Il fit une pause. Le disciple pinça son instrument. Le griot se mit à chanter:

Tugbe jèvi kpokpoé dé

Gavi le tomé

Gavi yéyé le tomé

Tugbe jèvi kpokpoé dé

Gavi le tomé

Gavi yéyé le tomé

 

Il se tut ensuite. Les convives avaient la gorge nouée. Personne ne voulait avaler la salive de peur de profaner le saint silence instauré.
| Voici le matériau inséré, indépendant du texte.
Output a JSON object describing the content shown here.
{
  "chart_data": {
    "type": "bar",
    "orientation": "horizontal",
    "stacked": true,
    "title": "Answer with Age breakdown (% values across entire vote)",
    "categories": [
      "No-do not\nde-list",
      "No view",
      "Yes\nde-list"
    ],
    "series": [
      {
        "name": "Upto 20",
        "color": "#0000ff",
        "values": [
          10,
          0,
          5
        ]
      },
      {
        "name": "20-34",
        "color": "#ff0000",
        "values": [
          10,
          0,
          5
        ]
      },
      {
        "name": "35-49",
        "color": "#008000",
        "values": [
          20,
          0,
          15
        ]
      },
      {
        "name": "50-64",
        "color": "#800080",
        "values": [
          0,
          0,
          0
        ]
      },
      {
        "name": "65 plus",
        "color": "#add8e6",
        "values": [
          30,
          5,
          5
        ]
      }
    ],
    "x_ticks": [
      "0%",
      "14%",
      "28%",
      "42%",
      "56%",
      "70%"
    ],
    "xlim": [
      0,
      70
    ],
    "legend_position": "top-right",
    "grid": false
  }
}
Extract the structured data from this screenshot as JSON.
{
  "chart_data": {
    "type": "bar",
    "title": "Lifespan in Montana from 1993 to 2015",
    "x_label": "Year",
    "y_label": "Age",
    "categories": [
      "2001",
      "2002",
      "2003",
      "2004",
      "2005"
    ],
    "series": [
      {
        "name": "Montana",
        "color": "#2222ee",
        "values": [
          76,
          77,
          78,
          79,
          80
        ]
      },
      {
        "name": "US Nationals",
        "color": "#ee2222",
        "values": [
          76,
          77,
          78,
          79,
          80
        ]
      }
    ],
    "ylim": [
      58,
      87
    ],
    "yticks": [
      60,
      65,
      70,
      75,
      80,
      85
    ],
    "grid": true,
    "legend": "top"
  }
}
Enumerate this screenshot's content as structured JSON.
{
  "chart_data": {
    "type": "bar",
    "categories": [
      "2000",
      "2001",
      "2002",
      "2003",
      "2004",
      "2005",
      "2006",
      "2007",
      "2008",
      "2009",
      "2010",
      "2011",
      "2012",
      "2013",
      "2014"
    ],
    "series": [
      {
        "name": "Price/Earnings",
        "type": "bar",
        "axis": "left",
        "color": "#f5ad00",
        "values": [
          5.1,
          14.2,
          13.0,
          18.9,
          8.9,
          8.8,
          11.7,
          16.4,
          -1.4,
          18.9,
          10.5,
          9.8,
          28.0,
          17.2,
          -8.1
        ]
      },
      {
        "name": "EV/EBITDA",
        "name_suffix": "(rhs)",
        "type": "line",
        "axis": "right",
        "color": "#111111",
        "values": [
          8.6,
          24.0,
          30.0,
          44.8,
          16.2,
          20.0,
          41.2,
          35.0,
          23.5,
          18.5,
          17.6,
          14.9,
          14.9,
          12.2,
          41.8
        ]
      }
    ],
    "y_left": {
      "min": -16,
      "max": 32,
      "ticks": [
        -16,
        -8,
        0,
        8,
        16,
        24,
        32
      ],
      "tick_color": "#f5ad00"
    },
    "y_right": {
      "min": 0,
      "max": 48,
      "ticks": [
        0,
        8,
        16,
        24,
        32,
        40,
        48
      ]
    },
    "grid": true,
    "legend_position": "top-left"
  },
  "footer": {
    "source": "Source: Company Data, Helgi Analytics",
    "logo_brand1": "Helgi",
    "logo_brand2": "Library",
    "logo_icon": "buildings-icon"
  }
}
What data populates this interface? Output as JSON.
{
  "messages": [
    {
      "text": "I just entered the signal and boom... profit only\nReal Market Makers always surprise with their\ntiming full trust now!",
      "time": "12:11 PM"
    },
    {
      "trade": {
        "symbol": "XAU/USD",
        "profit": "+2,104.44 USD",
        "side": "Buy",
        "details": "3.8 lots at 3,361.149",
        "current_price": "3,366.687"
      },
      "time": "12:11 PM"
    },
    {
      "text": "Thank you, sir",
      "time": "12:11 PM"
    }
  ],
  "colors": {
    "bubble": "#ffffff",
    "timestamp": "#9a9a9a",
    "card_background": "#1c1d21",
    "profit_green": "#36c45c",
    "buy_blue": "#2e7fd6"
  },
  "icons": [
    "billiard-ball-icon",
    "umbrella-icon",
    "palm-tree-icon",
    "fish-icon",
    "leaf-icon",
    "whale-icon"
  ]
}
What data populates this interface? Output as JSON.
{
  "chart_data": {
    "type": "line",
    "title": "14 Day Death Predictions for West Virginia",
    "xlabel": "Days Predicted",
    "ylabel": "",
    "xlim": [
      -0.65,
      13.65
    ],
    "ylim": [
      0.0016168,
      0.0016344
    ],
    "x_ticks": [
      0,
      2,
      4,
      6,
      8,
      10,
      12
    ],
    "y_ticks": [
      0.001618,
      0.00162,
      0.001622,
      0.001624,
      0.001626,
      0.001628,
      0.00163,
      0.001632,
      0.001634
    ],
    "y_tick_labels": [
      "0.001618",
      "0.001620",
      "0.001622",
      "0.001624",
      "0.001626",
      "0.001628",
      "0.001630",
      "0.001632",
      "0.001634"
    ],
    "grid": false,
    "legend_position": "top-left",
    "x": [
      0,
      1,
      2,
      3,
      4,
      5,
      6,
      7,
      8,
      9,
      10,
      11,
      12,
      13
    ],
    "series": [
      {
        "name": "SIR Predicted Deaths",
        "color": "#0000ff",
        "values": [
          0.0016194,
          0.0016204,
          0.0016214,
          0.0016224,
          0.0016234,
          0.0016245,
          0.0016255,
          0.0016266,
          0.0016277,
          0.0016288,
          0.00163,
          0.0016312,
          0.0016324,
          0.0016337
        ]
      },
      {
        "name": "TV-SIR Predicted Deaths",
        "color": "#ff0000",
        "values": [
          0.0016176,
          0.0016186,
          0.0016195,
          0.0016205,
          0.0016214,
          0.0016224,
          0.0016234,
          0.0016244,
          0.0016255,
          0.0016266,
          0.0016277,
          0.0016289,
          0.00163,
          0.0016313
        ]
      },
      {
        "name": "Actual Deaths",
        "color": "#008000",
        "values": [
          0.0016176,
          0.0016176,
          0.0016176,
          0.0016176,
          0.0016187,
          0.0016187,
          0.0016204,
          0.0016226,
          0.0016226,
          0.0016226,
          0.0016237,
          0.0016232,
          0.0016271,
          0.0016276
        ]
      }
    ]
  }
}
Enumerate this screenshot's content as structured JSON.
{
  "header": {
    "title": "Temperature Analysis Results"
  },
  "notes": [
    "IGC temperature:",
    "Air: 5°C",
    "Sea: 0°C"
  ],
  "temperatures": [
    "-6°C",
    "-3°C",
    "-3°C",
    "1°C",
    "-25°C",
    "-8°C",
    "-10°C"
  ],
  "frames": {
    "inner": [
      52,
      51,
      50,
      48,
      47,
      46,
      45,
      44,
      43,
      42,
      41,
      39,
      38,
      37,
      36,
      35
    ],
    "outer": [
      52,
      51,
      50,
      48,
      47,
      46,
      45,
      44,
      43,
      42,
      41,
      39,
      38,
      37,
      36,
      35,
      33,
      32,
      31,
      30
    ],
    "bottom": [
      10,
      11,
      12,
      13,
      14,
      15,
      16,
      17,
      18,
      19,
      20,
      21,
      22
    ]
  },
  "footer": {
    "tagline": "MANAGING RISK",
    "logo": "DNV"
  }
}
– Vous voilà mariés. Vous voilà mari et femme, avec ce que cela contient de noblesse et d’exigences. Votre train de vie était différent de celui des autres. Les épouses des cousins, neveux, frères et oncles de Tovalu se liguèrent. Elles liguèrent leurs langues contre la nouvelle venue. Pouvait alors s’animer avec aisance et placidité le marché de la médisance, des mensonges, des critiques, des coups bas. Les commères, avec leurs oreilles d’éléphant, captaient même les paroles restées pensée dans la tête de Cica et les déversaient dans les entonnoirs de sa belle-mère. Qui t’avait conseillé de loger ta femme dans la maison familiale? La pire des erreurs que peut commettre un homme, c’est d’installer la reine de son cœur dans la cour familiale. Tu ne le savais peut-être pas, Tovalu. Tu voulais faire honneur à ton père qui te voulait dans l’enclos familial. Très vite, les défauts de Cica ont commencé à transparaître dehors. La fille des Terres Voisines n’était plus la bienvenue chez les tiens. Elle a fait un garçon, qu’on s’en tienne à cela. Quand le bal est terminé, chacun rentre chez soi. Tes parents t’ont chambré, endoctriné, rempli tes oreilles de ce qu’il y avait de vrai et de faux, de vert et pourris sous le soleil. Ils t’ont révélé comment ta moitié est de la race des aigles mangeurs de charogne, comment ils sont hostiles à la civilisation, comment ils sont sorciers, porte-malheur. Pour ton salut, il te faudra t’en séparer. Pour l’honneur de ton père, de son noble sang qui irrigue tes veines, y drainant la sève de la sagesse multiséculaire qui remonte au grand Almamy. Le mélange de deux sangs incompatibles est source de malheurs collectifs.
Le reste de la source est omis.